Le MERN encourage également les promoteurs à signer des protocoles d’entente avec les communautés autochtones dans le but de favoriser leur implication dans le processus et de permettre une meilleure prévisibilité de la situation du projet minier pour les promoteurs. Bien que l’utilisation de mécanismes de compensation financière puisse être une option dans certains cas, la Politique n’en fait pas mention. Il y a lieu de rappeler que ces protocoles d’entente sont des ententes contractuelles entre le promoteur et une ou des communautés autochtones, auxquels le gouvernement du Québec n’est pas partie.

Par ailleurs afin de parer aux enjeux subis par les communautés autochtones en raison d’activités minières, plusieurs promoteurs de projets miniers (d’exploration et d’exploitation) préconisent que les redevances qu’elles paient soient versées aux communautés autochtones concernées par un projet minier. Bien que le MERN ait confirmé considérer cette option, la Politique reste muette à ce sujet. Ceci s’explique notamment par le fait que cette solution à caractère économique ne saurait à elle seule assurer la réussite d’un projet.

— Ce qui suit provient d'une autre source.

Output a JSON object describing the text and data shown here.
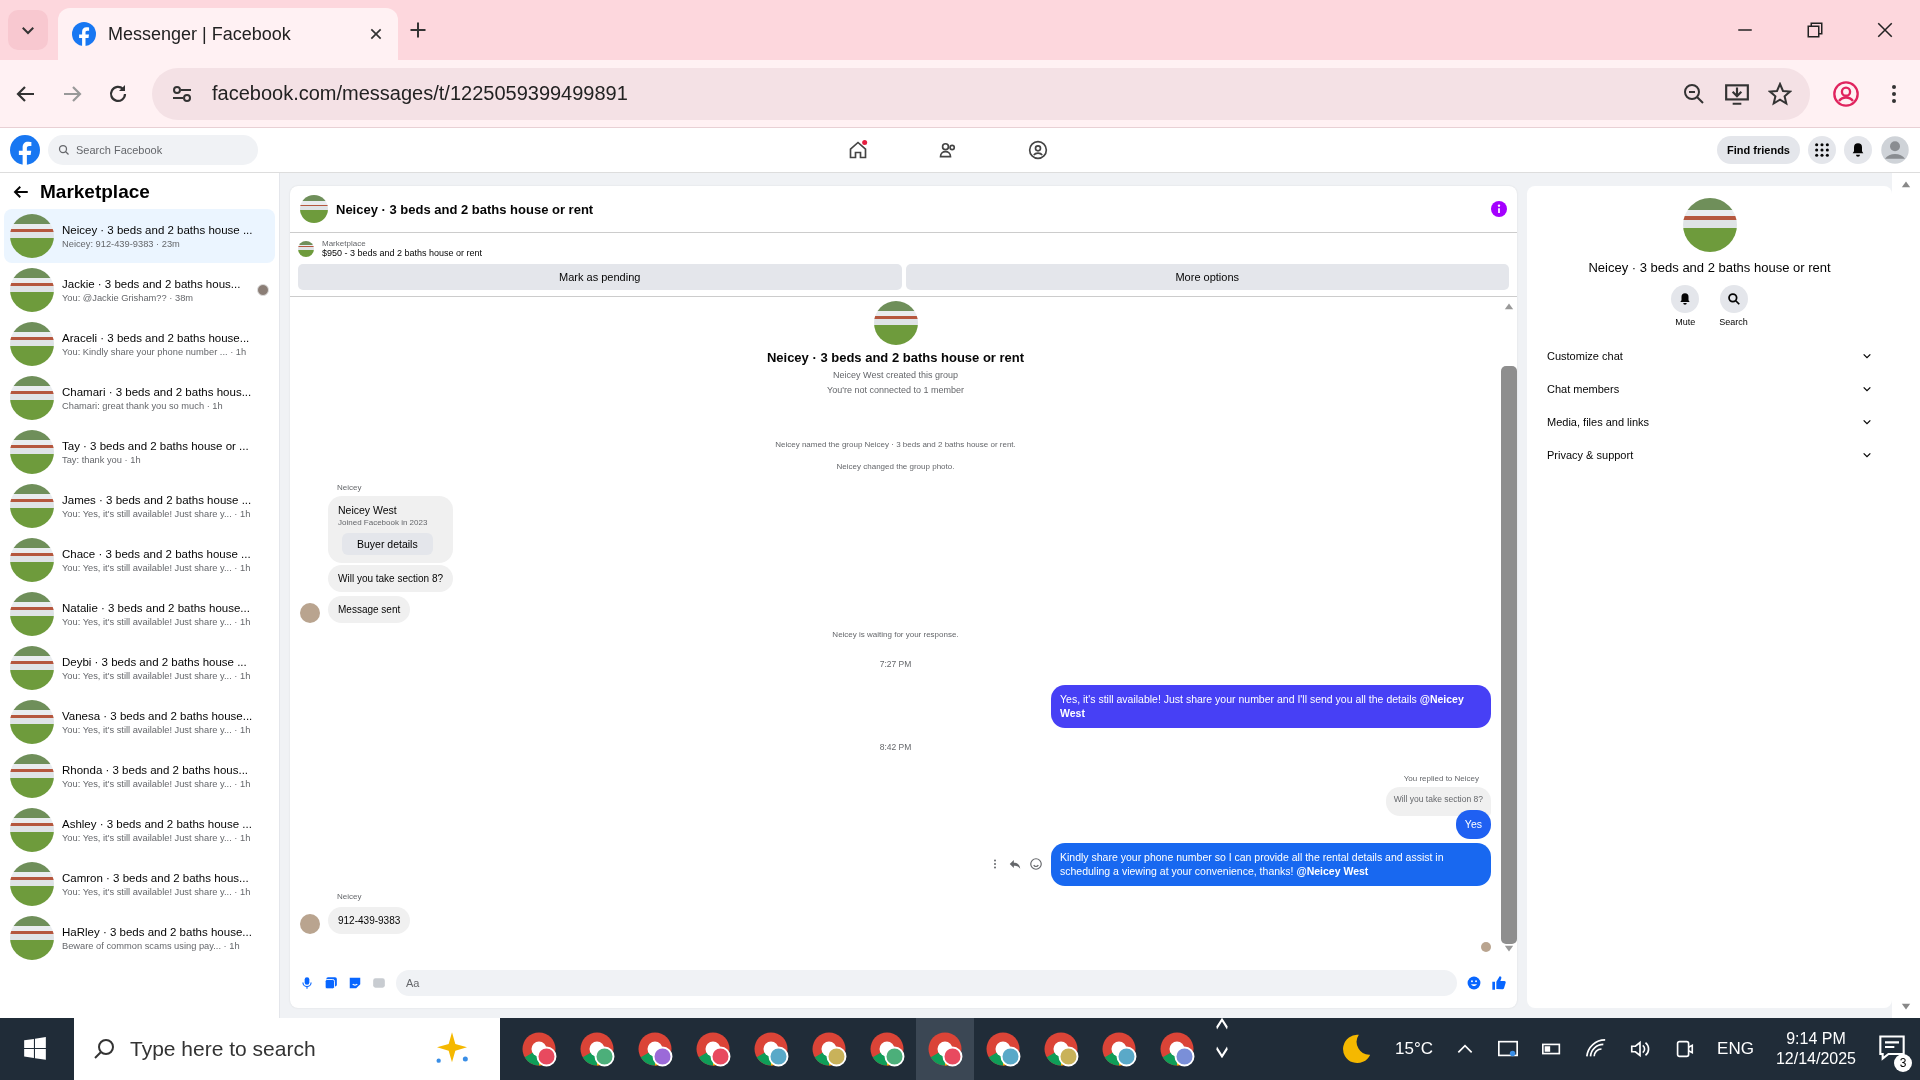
{
  "browser": {
    "tab_title": "Messenger | Facebook",
    "url": "facebook.com/messages/t/1225059399499891"
  },
  "facebook_nav": {
    "search_placeholder": "Search Facebook",
    "home_notification": true,
    "find_friends": "Find friends"
  },
  "sidebar": {
    "title": "Marketplace",
    "conversations": [
      {
        "name": "Neicey · 3 beds and 2 baths house ...",
        "preview": "Neicey: 912-439-9383 · 23m",
        "selected": true,
        "seen": false
      },
      {
        "name": "Jackie · 3 beds and 2 baths hous...",
        "preview": "You: @Jackie Grisham?? · 38m",
        "selected": false,
        "seen": true
      },
      {
        "name": "Araceli · 3 beds and 2 baths house...",
        "preview": "You: Kindly share your phone number ... · 1h",
        "selected": false,
        "seen": false
      },
      {
        "name": "Chamari · 3 beds and 2 baths hous...",
        "preview": "Chamari: great thank you so much · 1h",
        "selected": false,
        "seen": false
      },
      {
        "name": "Tay · 3 beds and 2 baths house or ...",
        "preview": "Tay: thank you · 1h",
        "selected": false,
        "seen": false
      },
      {
        "name": "James · 3 beds and 2 baths house ...",
        "preview": "You: Yes, it's still available! Just share y... · 1h",
        "selected": false,
        "seen": false
      },
      {
        "name": "Chace · 3 beds and 2 baths house ...",
        "preview": "You: Yes, it's still available! Just share y... · 1h",
        "selected": false,
        "seen": false
      },
      {
        "name": "Natalie · 3 beds and 2 baths house...",
        "preview": "You: Yes, it's still available! Just share y... · 1h",
        "selected": false,
        "seen": false
      },
      {
        "name": "Deybi · 3 beds and 2 baths house ...",
        "preview": "You: Yes, it's still available! Just share y... · 1h",
        "selected": false,
        "seen": false
      },
      {
        "name": "Vanesa · 3 beds and 2 baths house...",
        "preview": "You: Yes, it's still available! Just share y... · 1h",
        "selected": false,
        "seen": false
      },
      {
        "name": "Rhonda · 3 beds and 2 baths hous...",
        "preview": "You: Yes, it's still available! Just share y... · 1h",
        "selected": false,
        "seen": false
      },
      {
        "name": "Ashley · 3 beds and 2 baths house ...",
        "preview": "You: Yes, it's still available! Just share y... · 1h",
        "selected": false,
        "seen": false
      },
      {
        "name": "Camron · 3 beds and 2 baths hous...",
        "preview": "You: Yes, it's still available! Just share y... · 1h",
        "selected": false,
        "seen": false
      },
      {
        "name": "HaRley · 3 beds and 2 baths house...",
        "preview": "Beware of common scams using pay...  · 1h",
        "selected": false,
        "seen": false
      }
    ]
  },
  "chat": {
    "title": "Neicey · 3 beds and 2 baths house or rent",
    "listing": {
      "label": "Marketplace",
      "text": "$950 - 3 beds and 2 baths house or rent"
    },
    "actions": [
      "Mark as pending",
      "More options"
    ],
    "intro": {
      "title": "Neicey · 3 beds and 2 baths house or rent",
      "lines": [
        "Neicey West created this group",
        "You're not connected to 1 member"
      ]
    },
    "messages": [
      {
        "kind": "event",
        "text": "Neicey named the group Neicey · 3 beds and 2 baths house or rent."
      },
      {
        "kind": "event",
        "text": "Neicey changed the group photo."
      },
      {
        "kind": "sender",
        "text": "Neicey"
      },
      {
        "kind": "profile_card",
        "name": "Neicey West",
        "meta": "Joined Facebook in 2023",
        "button": "Buyer details"
      },
      {
        "kind": "incoming",
        "text": "Will you take section 8?",
        "avatar": false
      },
      {
        "kind": "incoming",
        "text": "Message sent",
        "avatar": true
      },
      {
        "kind": "event",
        "text": "Neicey is waiting for your response."
      },
      {
        "kind": "time",
        "text": "7:27 PM"
      },
      {
        "kind": "outgoing",
        "text": "Yes, it's still available! Just share your number and I'll send you all the details **@Neicey West**",
        "color": "#4740f5",
        "actions": false
      },
      {
        "kind": "time",
        "text": "8:42 PM"
      },
      {
        "kind": "reply",
        "label": "You replied to Neicey",
        "quoted": "Will you take section 8?"
      },
      {
        "kind": "outgoing",
        "text": "Yes",
        "color": "#1f60f2",
        "actions": false
      },
      {
        "kind": "outgoing",
        "text": "Kindly share your phone number so I can provide all the rental details and assist in scheduling a viewing at your convenience, thanks! **@Neicey West**",
        "color": "#1868f0",
        "actions": true
      },
      {
        "kind": "sender",
        "text": "Neicey"
      },
      {
        "kind": "incoming",
        "text": "912-439-9383",
        "avatar": true
      }
    ],
    "seen": true,
    "composer": {
      "placeholder": "Aa"
    }
  },
  "info_panel": {
    "title": "Neicey · 3 beds and 2 baths house or rent",
    "actions": [
      {
        "kind": "mute",
        "label": "Mute"
      },
      {
        "kind": "search",
        "label": "Search"
      }
    ],
    "sections": [
      {
        "label": "Customize chat",
        "expanded": false
      },
      {
        "label": "Chat members",
        "expanded": false
      },
      {
        "label": "Media, files and links",
        "expanded": false
      },
      {
        "label": "Privacy & support",
        "expanded": false
      }
    ]
  },
  "taskbar": {
    "search_placeholder": "Type here to search",
    "apps": [
      {
        "selected": false,
        "color": "#e84a5f"
      },
      {
        "selected": false,
        "color": "#4caf7a"
      },
      {
        "selected": false,
        "color": "#9b6ad8"
      },
      {
        "selected": false,
        "color": "#e84a5f"
      },
      {
        "selected": false,
        "color": "#5aa9c8"
      },
      {
        "selected": false,
        "color": "#c9b25a"
      },
      {
        "selected": false,
        "color": "#4caf7a"
      },
      {
        "selected": true,
        "color": "#e84a5f"
      },
      {
        "selected": false,
        "color": "#5aa9c8"
      },
      {
        "selected": false,
        "color": "#c9b25a"
      },
      {
        "selected": false,
        "color": "#5aa9c8"
      },
      {
        "selected": false,
        "color": "#7a8fd8"
      }
    ],
    "temperature": "15°C",
    "language": "ENG",
    "time": "9:14 PM",
    "date": "12/14/2025",
    "notifications": "3"
  }
}
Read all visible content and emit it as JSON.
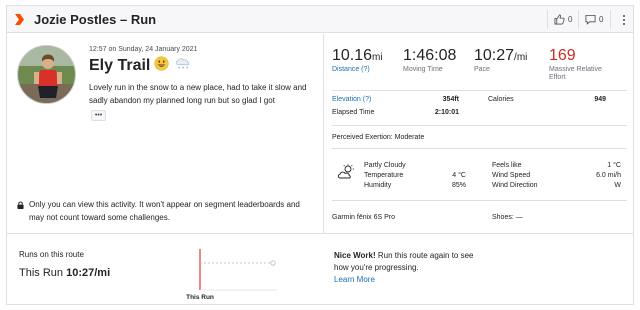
{
  "header": {
    "title": "Jozie Postles – Run",
    "kudos_count": "0",
    "comments_count": "0",
    "brand_color": "#fc4c02"
  },
  "activity": {
    "datetime": "12:57 on Sunday, 24 January 2021",
    "name": "Ely Trail",
    "name_emojis": "😀🌨️",
    "description": "Lovely run in the snow to a new place, had to take it slow and sadly abandon my planned long run but so glad I got",
    "more_label": "•••"
  },
  "privacy": {
    "text": "Only you can view this activity. It won't appear on segment leaderboards and may not count toward some challenges."
  },
  "stats": {
    "distance": {
      "value": "10.16",
      "unit": "mi",
      "label": "Distance (?)"
    },
    "moving_time": {
      "value": "1:46:08",
      "label": "Moving Time"
    },
    "pace": {
      "value": "10:27",
      "unit": "/mi",
      "label": "Pace"
    },
    "relative_effort": {
      "value": "169",
      "label_line1": "Massive Relative",
      "label_line2": "Effort"
    }
  },
  "details": {
    "elevation_label": "Elevation (?)",
    "elevation_value": "354ft",
    "calories_label": "Calories",
    "calories_value": "949",
    "elapsed_label": "Elapsed Time",
    "elapsed_value": "2:10:01",
    "exertion": "Perceived Exertion: Moderate"
  },
  "weather": {
    "condition": "Partly Cloudy",
    "temperature_label": "Temperature",
    "temperature_value": "4 °C",
    "humidity_label": "Humidity",
    "humidity_value": "85%",
    "feels_like_label": "Feels like",
    "feels_like_value": "1 °C",
    "wind_speed_label": "Wind Speed",
    "wind_speed_value": "6.0 mi/h",
    "wind_dir_label": "Wind Direction",
    "wind_dir_value": "W"
  },
  "gear": {
    "device": "Garmin fēnix 6S Pro",
    "shoes": "Shoes: —"
  },
  "route": {
    "runs_label": "Runs on this route",
    "this_run_prefix": "This Run",
    "this_run_pace": "10:27/mi",
    "chart_label": "This Run",
    "nice_bold": "Nice Work!",
    "nice_text": " Run this route again to see how you're progressing.",
    "learn_more": "Learn More"
  }
}
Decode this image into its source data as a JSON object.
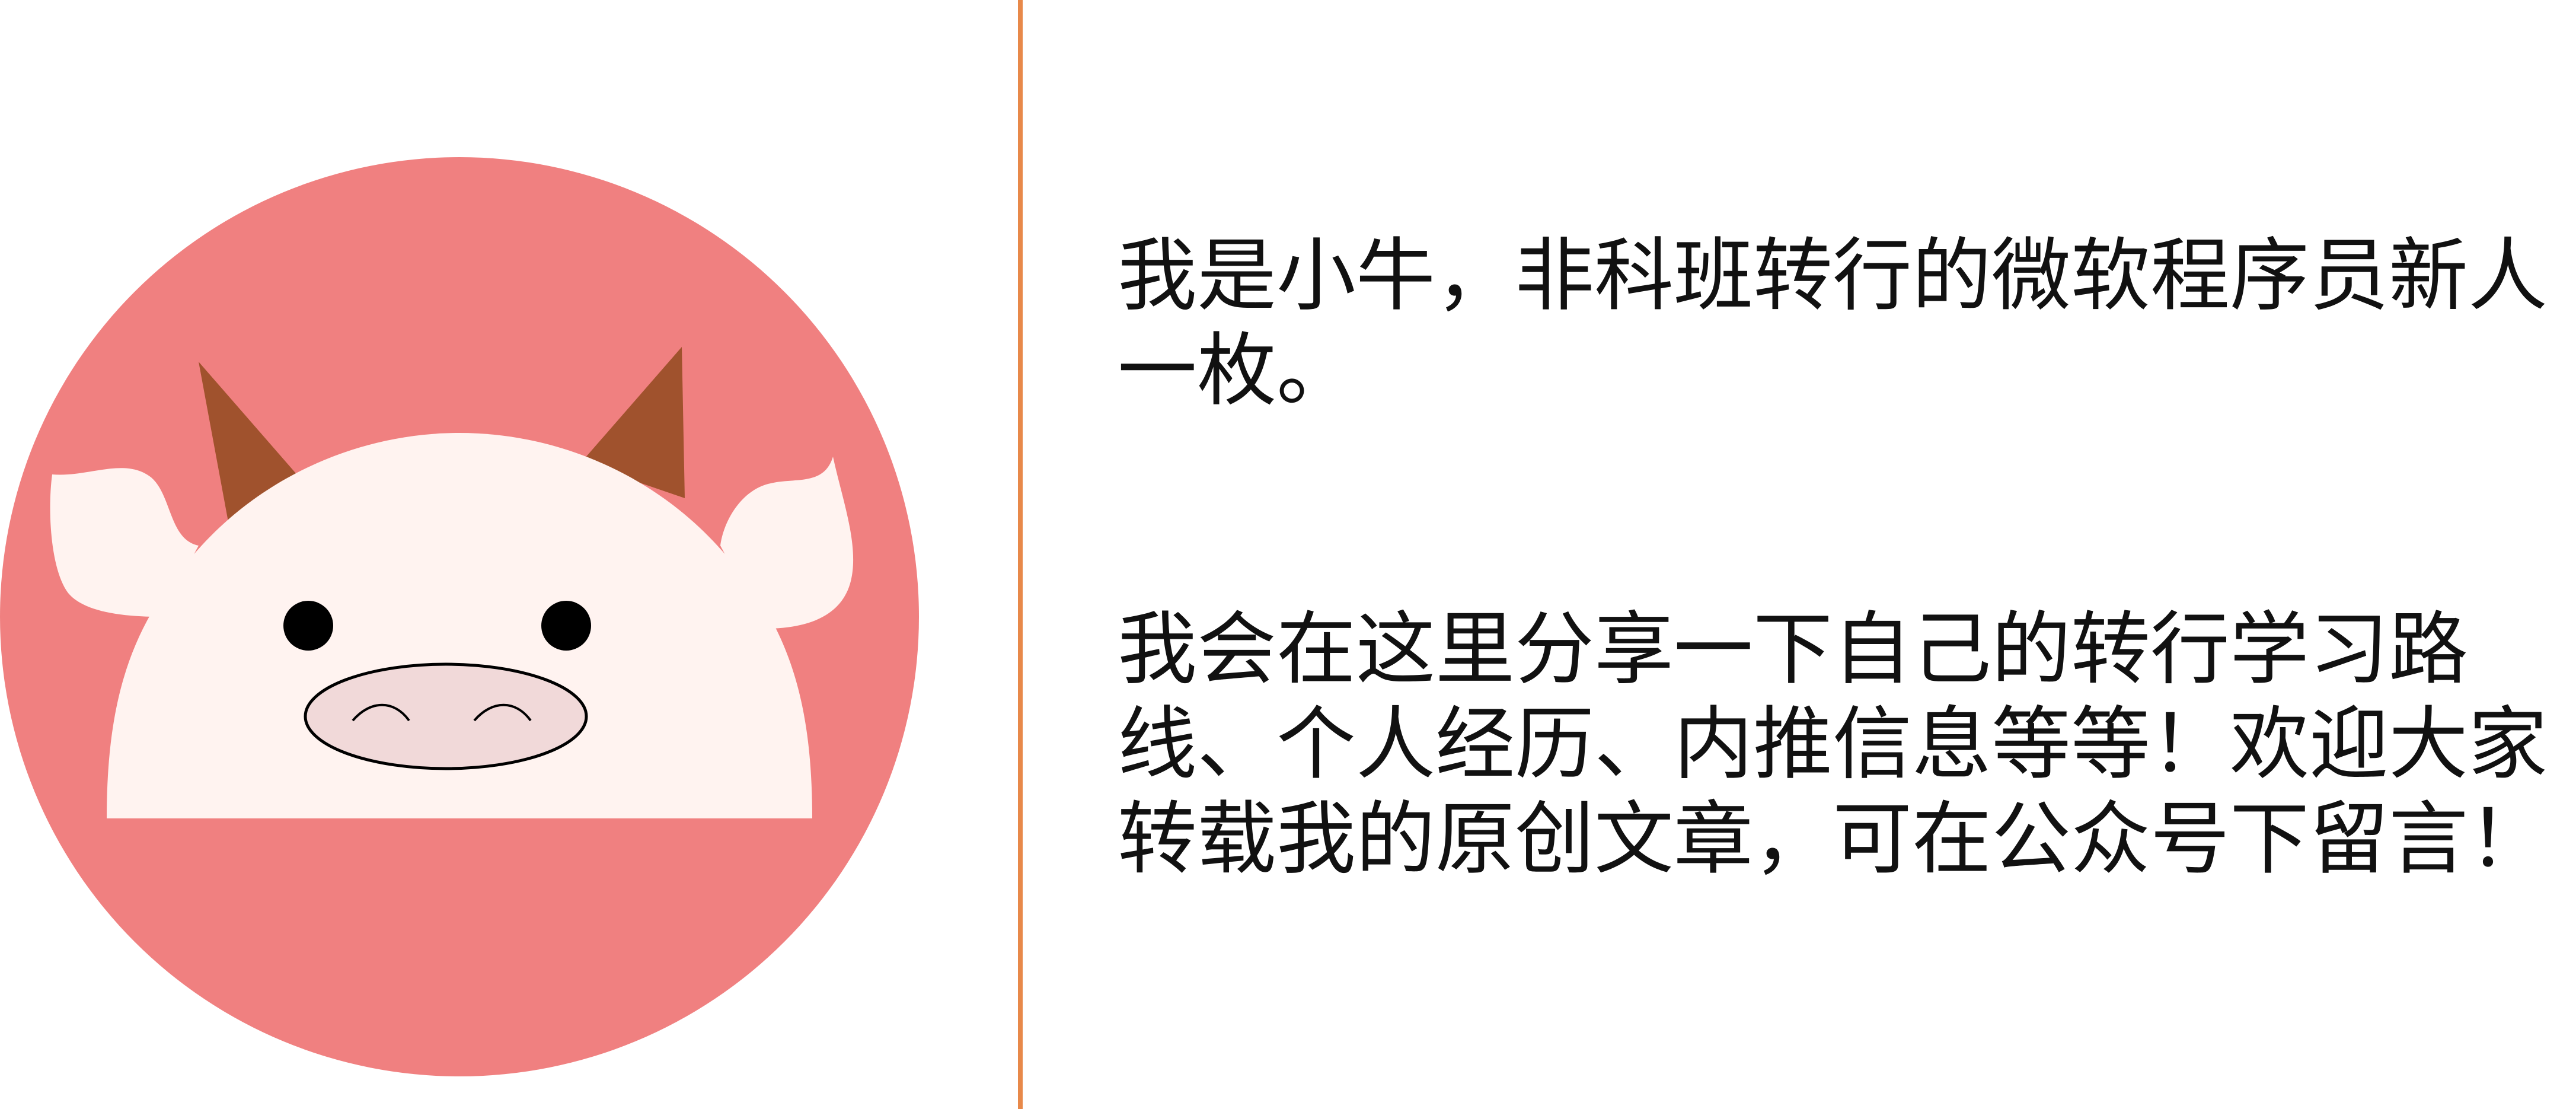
{
  "colors": {
    "circle": "#f08080",
    "face": "#fff3f0",
    "horn": "#a0522d",
    "eye": "#000000",
    "snout": "#f1d9d9",
    "divider": "#e8894a",
    "text": "#111111"
  },
  "avatar": {
    "icon": "cartoon-cow-icon"
  },
  "intro": {
    "paragraph_1": "我是小牛，非科班转行的微软程序员新人\n一枚。",
    "paragraph_2": "我会在这里分享一下自己的转行学习路\n线、个人经历、内推信息等等！欢迎大家\n转载我的原创文章，可在公众号下留言！"
  }
}
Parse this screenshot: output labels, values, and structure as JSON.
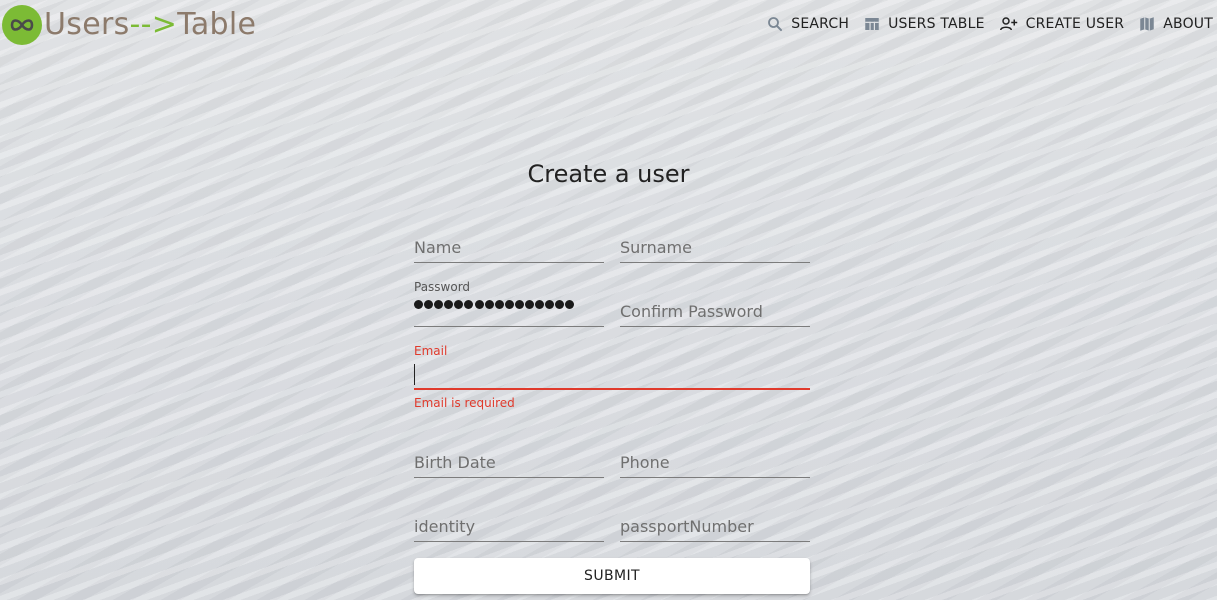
{
  "brand": {
    "part1": "Users",
    "part2": "-->",
    "part3": "Table",
    "logo_icon": "infinity-icon",
    "green": "#7cbb35",
    "brown": "#8c7a6b"
  },
  "nav": {
    "items": [
      {
        "label": "SEARCH",
        "icon": "search-icon"
      },
      {
        "label": "USERS TABLE",
        "icon": "table-icon"
      },
      {
        "label": "CREATE USER",
        "icon": "person-add-icon"
      },
      {
        "label": "ABOUT",
        "icon": "map-icon"
      }
    ],
    "icon_color": "#7b8794"
  },
  "form": {
    "title": "Create a user",
    "name_placeholder": "Name",
    "surname_placeholder": "Surname",
    "password_label": "Password",
    "password_masked_length": 16,
    "confirm_password_placeholder": "Confirm Password",
    "email_label": "Email",
    "email_value": "",
    "email_error": "Email is required",
    "birth_date_placeholder": "Birth Date",
    "phone_placeholder": "Phone",
    "identity_placeholder": "identity",
    "passport_placeholder": "passportNumber",
    "submit_label": "SUBMIT",
    "error_color": "#e03a2c"
  }
}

En conclusion, toute  forme de collaboration entre les promoteurs de projets miniers et les communautés autochtones ne peut être basée que sur  des considérations financières ou économiques, ce qui est en accord avec l’objectif général de la Politique.



[1] Ministère de l’Énergie et des Ressources naturelles, Politique de consultation des communautés autochtones – Document complémentaire – Politique de consultation des communautés autochtones propre au secteur minier, 2019.

[2] Loi constitutionnelle de 1982, annexe B de la Loi de 1982 sur le Canada, 1982, c. 11 (R.-U.), art. 35.

[3] Nation Haïda c. Colombie-Britannique (ministre des Forêts), 2004 CSC 73 au para 35.

[4] Nation Haïda c. Colombie-Britannique (ministre des Forêts), 2004 CSC 73 au para 53-55.

[5] Loi sur les miens, RLRQ, c. M-13.1, art. 2.3.

[6] Offre un accès au Registre public des droits miniers, réels et immobiliers.